My fitness regimen is mainly to do Barry’s Bootcamp and spinning classes. Barry’s Bootcamp is great for squash because it focuses on aerobic and anaerobic, combining long distance running with sprint intervals, light weights, an plyometrics. The spin classes are great because they focus on pushing against heavy resistance along with sprint intervals and long distance pushes. These types of workouts help me to be able to last longer on court and play at the same intensity throughout the entire match.

To stay in peak physical condition, how important is the cardio to weight training balance?

For my body type, I build muscle very easily, so I don’t focus on weight training as much as cardio. I do some lightweight lifting, but really only to keep my body balanced and to maintain strength.

What is your usual diet while training?

I eat three meals a day and snacks in between. I always try to have a big breakfast, usually loading up on carbs, and then for lunch and dinner, I’ll try to have more protein and vegetables and cut down on carbs. If I’m playing in a tournament, I will load up on carbs for dinner the night before to help store energy for matches the next day.

You play doubles. How often are you practicing with your partner vs. alone?

Believe it or not, I never practice with my doubles partner—because she lives in Toronto, Canada! I hit solo sometimes, but I usually practice through friendly matches with players at my squash club because I benefit mostly through playing matches.

How do you prepare for a big tournament?

I usually set up a couple really tough practice matches to prepare for a tournament. The week before, to cut down on fitness, I do maybe one or two spin classes and don’t go all out—just a light workout to keep my body loose. I like to conserve my energy for the week leading up to a tournament and go all out for the tournament! Hard workouts will actually do more harm than good right before a tournament, only tiring my legs out.

When you’re not playing squash, what do you do to unwind?

I hate to admit it, but I love to veg out, snuggle with my two dogs, and watch back-to-back-to-back episodes of Law & Order SVU!

You own a jewelry company, Dana Betts Jewelry. What advice do you have for someone who is balancing two worlds like you are?

It’s pretty tough, but definitely possible! Intertwining the two worlds of art and sport, I often pick up jewelry clients through playing on the squash tour and getting to know the spectators and sponsors at the tournaments. I also designed and made an exclusive squash jewelry collection, which squash players seem to like and appreciate!

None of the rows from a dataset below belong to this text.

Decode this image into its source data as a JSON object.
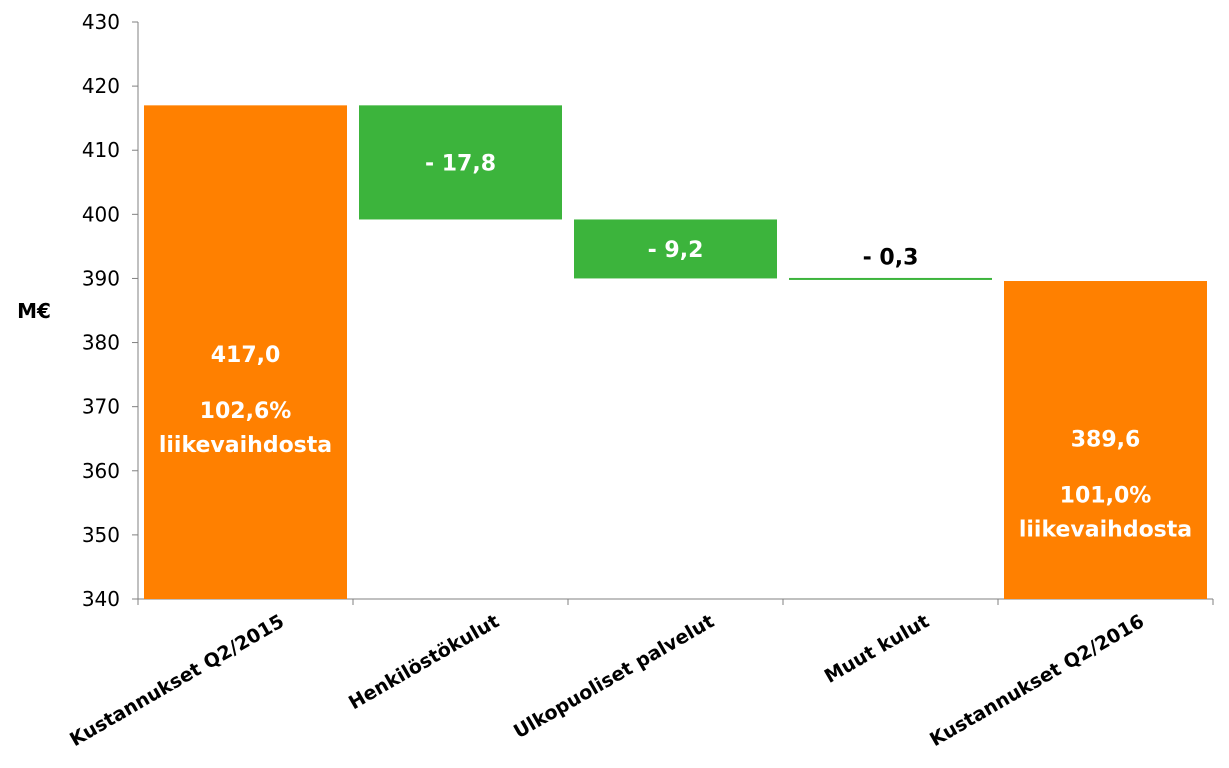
{
  "chart_data": {
    "type": "bar",
    "subtype": "waterfall",
    "ylabel": "M€",
    "ylim": [
      340,
      430
    ],
    "yticks": [
      "340",
      "350",
      "360",
      "370",
      "380",
      "390",
      "400",
      "410",
      "420",
      "430"
    ],
    "grid": false,
    "colors": {
      "total": "#ff8000",
      "decrease": "#3cb43c"
    },
    "bars": [
      {
        "category": "Kustannukset Q2/2015",
        "kind": "total",
        "start": 340,
        "end": 417.0,
        "labels": [
          "417,0",
          "102,6%",
          "liikevaihdosta"
        ],
        "label_color": "#ffffff"
      },
      {
        "category": "Henkilöstökulut",
        "kind": "decrease",
        "start": 417.0,
        "end": 399.2,
        "labels": [
          "- 17,8"
        ],
        "label_color": "#ffffff"
      },
      {
        "category": "Ulkopuoliset palvelut",
        "kind": "decrease",
        "start": 399.2,
        "end": 390.0,
        "labels": [
          "- 9,2"
        ],
        "label_color": "#ffffff"
      },
      {
        "category": "Muut kulut",
        "kind": "decrease",
        "start": 390.0,
        "end": 389.6,
        "labels": [
          "- 0,3"
        ],
        "label_color": "#000000"
      },
      {
        "category": "Kustannukset Q2/2016",
        "kind": "total",
        "start": 340,
        "end": 389.6,
        "labels": [
          "389,6",
          "101,0%",
          "liikevaihdosta"
        ],
        "label_color": "#ffffff"
      }
    ]
  }
}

Sometimes it can get stressful doing so many things at the same time and traveling frequently, so I try not to spread myself too thin. I just take a step back and remember to do one thing at a time. It also helps me to schedule out my entire week ahead of time, so I am on a more structured schedule.

Since you have already been ranked #1, what are you next goals for squash?

Reaching #1 has never happened at a better time! I am pregnant with my first baby, so I am forced to take a step back from competing. It’s hard to do, but this long break could be yet another challenge for me to get back into shape and get motivated to play on tour again one day.

I would also like to continue giving back and teaching kids how to play squash. I also want to encourage younger teenagers and adults to try playing doubles squash!

Do you have any advice for people just beginning their squash game?

Take a few lessons with a squash pro. Or, watch some YouTube videos of squash first, so you can learn the proper grip, follow-through, and footwork basics.